Multimodal / VQA
SmolVLM Science VQA
A competition workflow for science visual question answering built under a tight model and trainable-parameter budget.
This project came out of a science VQA competition where the interesting constraint was not only the
dataset. It was the deployment budget around the model. The competition allowed
HuggingFaceTB/SmolVLM-500M-Instruct and capped trainable parameters at five million, which
meant the workflow had to be disciplined about what to tune and how to score outputs.
Problem
The task was multiple-choice visual question answering over science problems that mix images, question text, answer options, hints, and lecture-style supporting context. A direct free-form generation setup was easy to try, but harder to evaluate and less stable under the competition constraints.
What I built
I turned the task into a per-choice yes/no ranking problem. For each question and answer choice pair, the model predicted whether that choice was correct. At inference time, all choices were scored independently and the highest-scoring option was selected.

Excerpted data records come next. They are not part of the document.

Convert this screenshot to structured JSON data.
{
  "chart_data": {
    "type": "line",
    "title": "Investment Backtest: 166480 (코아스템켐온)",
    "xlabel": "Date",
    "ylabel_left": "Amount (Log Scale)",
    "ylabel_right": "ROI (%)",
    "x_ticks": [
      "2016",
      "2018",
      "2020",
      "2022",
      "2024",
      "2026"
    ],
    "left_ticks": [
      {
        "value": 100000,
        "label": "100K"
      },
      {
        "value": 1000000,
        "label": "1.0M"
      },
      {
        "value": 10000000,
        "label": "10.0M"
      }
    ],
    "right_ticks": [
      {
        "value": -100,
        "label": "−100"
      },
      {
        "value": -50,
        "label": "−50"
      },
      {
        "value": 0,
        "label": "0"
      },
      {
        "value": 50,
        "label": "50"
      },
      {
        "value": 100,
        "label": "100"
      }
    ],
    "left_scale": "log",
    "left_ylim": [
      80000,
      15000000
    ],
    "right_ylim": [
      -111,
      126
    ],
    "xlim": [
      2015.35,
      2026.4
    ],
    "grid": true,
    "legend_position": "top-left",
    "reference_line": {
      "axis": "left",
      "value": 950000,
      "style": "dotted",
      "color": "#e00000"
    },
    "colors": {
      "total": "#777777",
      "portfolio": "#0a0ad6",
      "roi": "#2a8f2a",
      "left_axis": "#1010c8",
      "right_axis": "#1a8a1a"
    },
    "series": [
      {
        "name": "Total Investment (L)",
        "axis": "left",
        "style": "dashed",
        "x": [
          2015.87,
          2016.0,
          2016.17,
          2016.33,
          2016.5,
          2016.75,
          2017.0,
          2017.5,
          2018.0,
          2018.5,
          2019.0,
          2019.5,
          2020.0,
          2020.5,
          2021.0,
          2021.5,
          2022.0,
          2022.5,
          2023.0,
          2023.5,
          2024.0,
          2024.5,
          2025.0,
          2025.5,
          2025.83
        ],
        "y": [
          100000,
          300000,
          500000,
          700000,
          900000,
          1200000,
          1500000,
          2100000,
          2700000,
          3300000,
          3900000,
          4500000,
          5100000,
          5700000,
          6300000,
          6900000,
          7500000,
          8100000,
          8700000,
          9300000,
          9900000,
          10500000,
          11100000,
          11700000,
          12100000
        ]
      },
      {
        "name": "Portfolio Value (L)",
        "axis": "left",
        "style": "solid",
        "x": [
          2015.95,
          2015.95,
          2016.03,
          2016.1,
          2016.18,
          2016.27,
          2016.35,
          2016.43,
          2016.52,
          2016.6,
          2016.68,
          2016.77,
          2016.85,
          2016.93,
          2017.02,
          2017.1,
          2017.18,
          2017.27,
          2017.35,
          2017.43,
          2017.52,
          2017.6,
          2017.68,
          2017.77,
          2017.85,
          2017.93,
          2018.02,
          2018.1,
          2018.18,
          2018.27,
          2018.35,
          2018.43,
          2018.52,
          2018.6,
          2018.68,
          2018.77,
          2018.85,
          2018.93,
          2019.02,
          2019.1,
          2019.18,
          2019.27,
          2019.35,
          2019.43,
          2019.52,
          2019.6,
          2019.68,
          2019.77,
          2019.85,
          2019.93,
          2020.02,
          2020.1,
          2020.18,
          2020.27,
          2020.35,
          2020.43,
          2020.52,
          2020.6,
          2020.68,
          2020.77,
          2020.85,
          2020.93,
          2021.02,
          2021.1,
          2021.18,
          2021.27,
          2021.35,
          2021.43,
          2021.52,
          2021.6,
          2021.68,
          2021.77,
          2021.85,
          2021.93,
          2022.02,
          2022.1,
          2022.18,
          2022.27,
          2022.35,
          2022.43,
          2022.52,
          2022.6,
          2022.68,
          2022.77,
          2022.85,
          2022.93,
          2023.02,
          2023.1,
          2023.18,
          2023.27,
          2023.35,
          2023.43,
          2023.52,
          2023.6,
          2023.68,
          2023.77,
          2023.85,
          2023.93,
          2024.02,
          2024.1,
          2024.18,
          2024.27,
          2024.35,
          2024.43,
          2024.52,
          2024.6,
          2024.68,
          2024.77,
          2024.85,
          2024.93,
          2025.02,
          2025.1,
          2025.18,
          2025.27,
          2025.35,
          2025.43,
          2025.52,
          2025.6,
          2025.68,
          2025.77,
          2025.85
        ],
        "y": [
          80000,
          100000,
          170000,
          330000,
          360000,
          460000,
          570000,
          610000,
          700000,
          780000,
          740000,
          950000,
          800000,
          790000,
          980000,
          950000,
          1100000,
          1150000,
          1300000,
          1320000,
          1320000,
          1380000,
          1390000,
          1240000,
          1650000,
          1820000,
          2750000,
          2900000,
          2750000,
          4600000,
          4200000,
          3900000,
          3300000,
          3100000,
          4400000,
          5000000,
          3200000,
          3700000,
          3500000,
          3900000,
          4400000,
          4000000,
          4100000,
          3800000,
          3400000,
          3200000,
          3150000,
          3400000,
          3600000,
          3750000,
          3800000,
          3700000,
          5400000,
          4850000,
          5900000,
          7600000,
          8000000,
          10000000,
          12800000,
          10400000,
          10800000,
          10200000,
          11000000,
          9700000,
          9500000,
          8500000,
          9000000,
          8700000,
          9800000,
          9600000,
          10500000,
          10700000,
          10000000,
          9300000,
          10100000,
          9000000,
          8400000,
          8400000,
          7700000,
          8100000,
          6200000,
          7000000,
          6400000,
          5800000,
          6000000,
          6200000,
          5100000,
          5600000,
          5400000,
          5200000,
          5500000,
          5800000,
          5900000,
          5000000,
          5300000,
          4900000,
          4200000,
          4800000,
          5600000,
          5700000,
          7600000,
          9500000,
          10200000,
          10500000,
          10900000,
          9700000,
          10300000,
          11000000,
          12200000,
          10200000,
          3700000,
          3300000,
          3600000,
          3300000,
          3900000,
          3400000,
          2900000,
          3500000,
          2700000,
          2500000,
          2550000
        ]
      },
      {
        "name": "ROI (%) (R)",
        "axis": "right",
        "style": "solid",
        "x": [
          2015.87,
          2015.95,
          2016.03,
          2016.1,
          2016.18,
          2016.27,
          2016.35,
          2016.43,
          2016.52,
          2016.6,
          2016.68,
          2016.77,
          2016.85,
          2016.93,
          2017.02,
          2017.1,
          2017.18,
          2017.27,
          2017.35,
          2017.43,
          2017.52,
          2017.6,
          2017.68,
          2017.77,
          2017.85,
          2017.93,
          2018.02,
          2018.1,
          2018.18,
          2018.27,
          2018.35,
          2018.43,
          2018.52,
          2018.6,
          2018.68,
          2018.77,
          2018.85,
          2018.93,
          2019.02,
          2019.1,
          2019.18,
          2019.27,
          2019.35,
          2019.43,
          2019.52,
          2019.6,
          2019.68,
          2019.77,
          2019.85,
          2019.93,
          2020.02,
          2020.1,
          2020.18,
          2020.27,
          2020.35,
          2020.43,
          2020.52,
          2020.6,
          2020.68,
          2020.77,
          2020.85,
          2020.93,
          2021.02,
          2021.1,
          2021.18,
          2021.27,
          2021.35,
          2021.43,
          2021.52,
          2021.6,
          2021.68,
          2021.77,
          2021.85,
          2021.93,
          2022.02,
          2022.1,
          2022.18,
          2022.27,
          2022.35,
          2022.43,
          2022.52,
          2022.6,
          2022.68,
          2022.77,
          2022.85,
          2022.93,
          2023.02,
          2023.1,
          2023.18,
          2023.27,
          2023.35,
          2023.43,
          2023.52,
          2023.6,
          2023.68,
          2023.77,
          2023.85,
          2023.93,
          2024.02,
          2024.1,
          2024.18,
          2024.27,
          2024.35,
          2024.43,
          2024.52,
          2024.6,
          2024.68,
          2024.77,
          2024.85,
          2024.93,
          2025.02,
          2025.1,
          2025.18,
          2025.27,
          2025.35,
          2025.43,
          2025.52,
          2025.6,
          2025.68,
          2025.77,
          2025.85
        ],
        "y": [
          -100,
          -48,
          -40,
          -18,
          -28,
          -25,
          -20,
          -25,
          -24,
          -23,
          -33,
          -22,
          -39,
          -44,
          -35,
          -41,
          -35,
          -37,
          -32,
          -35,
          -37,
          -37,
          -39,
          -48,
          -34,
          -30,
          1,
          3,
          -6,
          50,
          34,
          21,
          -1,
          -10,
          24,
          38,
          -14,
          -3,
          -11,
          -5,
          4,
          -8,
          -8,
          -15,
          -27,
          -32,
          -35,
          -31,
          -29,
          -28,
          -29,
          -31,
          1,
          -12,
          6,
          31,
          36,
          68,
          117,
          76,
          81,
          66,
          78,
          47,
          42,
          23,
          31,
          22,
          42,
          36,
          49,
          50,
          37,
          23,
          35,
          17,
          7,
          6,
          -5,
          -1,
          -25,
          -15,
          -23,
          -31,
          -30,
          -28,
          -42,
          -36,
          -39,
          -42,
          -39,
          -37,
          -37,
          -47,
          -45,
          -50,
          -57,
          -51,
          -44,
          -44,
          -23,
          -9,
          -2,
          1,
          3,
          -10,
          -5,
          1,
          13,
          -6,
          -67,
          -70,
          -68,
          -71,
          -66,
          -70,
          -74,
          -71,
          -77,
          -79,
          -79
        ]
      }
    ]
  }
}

That made the final decision path easier to compare and debug than asking the model to emit an answer index directly.
Workflow sketch
Training setup
| Part of the workflow | What I used | Why it mattered |
|---|---|---|
| Base model | SmolVLM-500M-Instruct | Stayed inside the competition rules while keeping a real multimodal reasoning path. |
| Adapter path | LoRA on q_proj, k_proj, v_proj, and o_proj |
Kept the trainable parameter count under the 5M cap without freezing the whole problem into prompt engineering. |
| LoRA defaults | rank 8, alpha 16, dropout 0.05 | Started small enough to stay stable and within budget. |
| Scoring rule | Margin score: log P(yes) - log P(no) |
Made ranking behavior more stable than relying on raw yes scores. |
| Context packing | Question, choices, hint, lecture, and metadata fields | Let the model use both visual and textual scaffolding without changing the downstream decision rule. |
| Execution environment | Kaggle with 2xT4 available, but a stable single-GPU training path | DataParallel was unstable in this setup, so stability mattered more than nominal GPU count. |
What the score meant
The best run reached a competition score of 0.93762. I treat that as a useful outcome, but the stronger signal for the portfolio is the workflow behind it: the task reformulation, the adapter budget discipline, and the notebook-plus-script path that could train, validate, and generate a submission without becoming a one-off hack.
Why it matters
This project is one of the clearest multimodal engineering signals on the site. It shows how I think when a problem is constrained by both model choice and training budget: make the scoring rule explicit, keep the tuning surface small, and build a workflow that can still be measured cleanly.